How the reordering of immigration law could help - and harm - the industry.

Mon December 08, 2014 - National Edition
Giles Lambertson


President Obama’s arbitrary reordering of immigration law will have both negative and positive impacts on the construction industry. Primarily it will make the cynical business even more cynical.

“If you ask the contractors, all of their workers are documented,” a Florida equipment dealer said about the situation a few days after Obama announced his immigration directive. If that indeed is true—the dealer clearly was skeptical—an influx of undocumented workers into construction is not likely to occur. What is more likely to happen is that the sector’s work force will become more legal as workers come out of the shadows. That’s good.

On the other hand, it is reported that illegal workers who now formally register their presence in the county will have an advantage over documented workers: They will not be eligible for Obama’s health care law. In a shining example of unintended consequences, the law lets employers save money by openly hiring the quasi-legal immigrants without paying the Obamacare fee. That’s bad for documented workers.

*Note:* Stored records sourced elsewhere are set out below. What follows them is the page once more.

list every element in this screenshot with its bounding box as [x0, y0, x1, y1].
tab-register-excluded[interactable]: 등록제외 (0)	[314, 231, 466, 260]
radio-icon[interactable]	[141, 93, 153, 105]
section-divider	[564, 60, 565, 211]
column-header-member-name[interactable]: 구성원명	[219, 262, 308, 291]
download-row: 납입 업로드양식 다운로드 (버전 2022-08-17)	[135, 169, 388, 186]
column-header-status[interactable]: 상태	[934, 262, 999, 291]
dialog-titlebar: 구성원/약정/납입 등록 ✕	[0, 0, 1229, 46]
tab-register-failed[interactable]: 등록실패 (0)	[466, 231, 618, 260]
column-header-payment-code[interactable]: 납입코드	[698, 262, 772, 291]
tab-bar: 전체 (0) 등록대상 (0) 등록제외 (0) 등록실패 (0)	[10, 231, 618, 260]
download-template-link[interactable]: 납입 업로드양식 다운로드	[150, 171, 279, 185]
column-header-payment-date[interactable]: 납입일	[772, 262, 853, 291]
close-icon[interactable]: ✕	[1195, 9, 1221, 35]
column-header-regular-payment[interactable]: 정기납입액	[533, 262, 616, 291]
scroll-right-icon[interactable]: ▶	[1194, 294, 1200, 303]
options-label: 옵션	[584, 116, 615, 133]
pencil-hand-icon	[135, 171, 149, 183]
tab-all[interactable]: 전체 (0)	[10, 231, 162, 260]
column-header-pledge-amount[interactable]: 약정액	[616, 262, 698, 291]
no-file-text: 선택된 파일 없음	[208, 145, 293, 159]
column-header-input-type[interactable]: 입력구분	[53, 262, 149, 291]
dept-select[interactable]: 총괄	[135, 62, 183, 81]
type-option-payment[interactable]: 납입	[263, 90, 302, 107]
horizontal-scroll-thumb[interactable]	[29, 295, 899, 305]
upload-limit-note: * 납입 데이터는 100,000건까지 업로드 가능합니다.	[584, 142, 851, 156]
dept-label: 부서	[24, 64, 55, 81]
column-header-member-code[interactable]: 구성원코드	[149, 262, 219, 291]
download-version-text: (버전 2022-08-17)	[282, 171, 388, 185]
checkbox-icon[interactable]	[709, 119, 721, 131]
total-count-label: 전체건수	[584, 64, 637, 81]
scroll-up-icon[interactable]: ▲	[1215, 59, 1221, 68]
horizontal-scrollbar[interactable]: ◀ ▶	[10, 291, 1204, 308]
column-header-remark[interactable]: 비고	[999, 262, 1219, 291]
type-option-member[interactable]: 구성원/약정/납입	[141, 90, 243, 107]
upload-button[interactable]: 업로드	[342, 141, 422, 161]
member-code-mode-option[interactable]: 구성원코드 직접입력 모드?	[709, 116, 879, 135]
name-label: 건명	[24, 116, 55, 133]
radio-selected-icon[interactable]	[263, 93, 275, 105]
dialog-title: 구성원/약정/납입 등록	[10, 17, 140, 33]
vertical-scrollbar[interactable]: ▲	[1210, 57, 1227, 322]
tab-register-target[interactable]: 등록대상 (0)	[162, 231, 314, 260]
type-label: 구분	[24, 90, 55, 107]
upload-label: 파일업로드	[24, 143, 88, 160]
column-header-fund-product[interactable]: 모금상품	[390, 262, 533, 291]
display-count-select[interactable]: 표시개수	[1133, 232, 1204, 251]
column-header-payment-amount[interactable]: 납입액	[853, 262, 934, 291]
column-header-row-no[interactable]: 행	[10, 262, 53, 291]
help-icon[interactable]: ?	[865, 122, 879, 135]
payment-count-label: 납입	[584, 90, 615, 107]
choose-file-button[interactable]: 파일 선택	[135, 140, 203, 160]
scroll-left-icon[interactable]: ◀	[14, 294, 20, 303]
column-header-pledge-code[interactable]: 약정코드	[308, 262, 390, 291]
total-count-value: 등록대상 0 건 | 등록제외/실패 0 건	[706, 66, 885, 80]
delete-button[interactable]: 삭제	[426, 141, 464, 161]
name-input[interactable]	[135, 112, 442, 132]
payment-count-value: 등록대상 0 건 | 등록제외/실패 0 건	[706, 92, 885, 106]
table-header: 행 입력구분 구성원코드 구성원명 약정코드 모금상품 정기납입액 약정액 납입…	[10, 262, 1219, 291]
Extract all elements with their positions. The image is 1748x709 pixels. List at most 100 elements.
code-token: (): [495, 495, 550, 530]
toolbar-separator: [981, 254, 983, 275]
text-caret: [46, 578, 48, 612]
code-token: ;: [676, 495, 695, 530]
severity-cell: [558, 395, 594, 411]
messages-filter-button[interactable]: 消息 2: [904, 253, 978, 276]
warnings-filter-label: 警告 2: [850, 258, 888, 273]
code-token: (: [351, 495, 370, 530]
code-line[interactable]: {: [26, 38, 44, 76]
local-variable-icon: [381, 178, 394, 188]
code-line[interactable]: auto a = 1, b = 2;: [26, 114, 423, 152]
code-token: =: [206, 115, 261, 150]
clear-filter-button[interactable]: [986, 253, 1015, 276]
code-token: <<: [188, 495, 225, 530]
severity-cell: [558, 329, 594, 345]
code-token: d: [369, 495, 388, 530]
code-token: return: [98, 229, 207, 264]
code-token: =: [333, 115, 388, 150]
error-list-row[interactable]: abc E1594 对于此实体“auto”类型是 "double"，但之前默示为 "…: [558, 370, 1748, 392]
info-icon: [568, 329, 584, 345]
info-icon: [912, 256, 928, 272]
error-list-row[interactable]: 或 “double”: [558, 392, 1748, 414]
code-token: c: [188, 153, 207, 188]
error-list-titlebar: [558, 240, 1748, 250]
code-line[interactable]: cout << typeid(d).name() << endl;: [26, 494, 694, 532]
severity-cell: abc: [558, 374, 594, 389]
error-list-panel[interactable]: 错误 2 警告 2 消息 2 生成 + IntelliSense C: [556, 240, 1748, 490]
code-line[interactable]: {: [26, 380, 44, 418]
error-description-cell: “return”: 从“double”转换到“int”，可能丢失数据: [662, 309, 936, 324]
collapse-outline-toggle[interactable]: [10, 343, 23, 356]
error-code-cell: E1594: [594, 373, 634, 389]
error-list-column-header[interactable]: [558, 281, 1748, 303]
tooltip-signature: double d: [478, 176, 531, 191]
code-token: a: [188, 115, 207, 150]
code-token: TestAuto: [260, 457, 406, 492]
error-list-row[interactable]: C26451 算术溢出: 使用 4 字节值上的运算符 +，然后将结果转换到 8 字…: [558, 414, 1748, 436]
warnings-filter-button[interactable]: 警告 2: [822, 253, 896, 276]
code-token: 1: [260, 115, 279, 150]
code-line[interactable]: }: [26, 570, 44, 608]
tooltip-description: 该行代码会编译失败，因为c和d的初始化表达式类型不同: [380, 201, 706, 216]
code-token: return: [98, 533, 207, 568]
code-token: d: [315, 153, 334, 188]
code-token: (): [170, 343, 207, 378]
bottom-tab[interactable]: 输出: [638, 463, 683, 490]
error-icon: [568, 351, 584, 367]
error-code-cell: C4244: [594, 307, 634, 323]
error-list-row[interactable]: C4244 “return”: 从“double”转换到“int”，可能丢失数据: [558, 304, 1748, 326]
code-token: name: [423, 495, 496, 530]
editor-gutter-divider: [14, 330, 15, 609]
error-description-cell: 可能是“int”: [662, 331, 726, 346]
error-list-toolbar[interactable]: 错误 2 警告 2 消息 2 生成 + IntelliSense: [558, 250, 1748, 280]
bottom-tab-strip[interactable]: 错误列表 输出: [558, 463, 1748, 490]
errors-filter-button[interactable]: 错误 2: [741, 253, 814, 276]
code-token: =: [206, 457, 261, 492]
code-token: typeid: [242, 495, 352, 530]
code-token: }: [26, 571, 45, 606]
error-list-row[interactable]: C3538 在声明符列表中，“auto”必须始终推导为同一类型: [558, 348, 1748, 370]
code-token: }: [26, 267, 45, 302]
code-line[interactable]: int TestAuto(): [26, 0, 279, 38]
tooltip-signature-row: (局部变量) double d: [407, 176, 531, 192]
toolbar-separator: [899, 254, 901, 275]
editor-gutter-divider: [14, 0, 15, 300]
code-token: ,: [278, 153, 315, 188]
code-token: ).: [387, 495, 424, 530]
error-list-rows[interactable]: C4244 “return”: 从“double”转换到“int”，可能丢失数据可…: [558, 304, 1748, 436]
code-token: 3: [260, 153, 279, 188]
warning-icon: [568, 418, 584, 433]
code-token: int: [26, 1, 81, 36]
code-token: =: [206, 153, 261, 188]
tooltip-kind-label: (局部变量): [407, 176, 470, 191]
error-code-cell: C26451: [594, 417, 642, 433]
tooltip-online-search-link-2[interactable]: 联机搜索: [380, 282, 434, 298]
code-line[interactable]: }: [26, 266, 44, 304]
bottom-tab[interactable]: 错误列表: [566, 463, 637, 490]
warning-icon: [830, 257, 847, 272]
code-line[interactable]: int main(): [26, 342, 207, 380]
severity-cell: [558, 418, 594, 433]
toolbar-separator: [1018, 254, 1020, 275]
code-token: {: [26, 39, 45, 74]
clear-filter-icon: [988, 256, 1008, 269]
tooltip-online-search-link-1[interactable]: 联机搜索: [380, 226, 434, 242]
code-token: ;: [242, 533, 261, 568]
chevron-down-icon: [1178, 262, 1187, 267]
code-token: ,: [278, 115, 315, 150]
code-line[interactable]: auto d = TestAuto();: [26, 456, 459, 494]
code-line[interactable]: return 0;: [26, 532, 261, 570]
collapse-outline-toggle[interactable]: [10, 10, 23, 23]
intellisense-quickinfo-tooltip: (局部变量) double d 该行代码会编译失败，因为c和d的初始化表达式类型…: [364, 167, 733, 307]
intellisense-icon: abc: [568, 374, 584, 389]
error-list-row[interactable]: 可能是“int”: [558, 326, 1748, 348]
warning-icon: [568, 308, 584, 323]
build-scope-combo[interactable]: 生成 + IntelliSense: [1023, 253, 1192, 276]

The other downside to opening the doors to millions of heretofore illegal workers is that U.S. citizens as well as documented immigrants now will have to vie for jobs with people willing to work for less. Construction unemployment has dropped over the last year as the industry began to get back on its feet. The lateral movement into the market of these newly empowered workers—many of them from agriculture—will change unemployment dynamics.

Cesar Chavez, the famous leader of the United Farm Workers four decades ago, said it was the responsibility of the U.S. government to keep illegal workers out of the country and out of the workforce. It was as true then as it is now that a shadow workforce plays havoc with a labor market. Many construction industry employers hire furtively and otherwise take advantage of the turmoil because they are able to do so; business, after all, is business.

Cynical government policies leave industry employers no choice but to play the game by the rules given them, but don’t call it progress.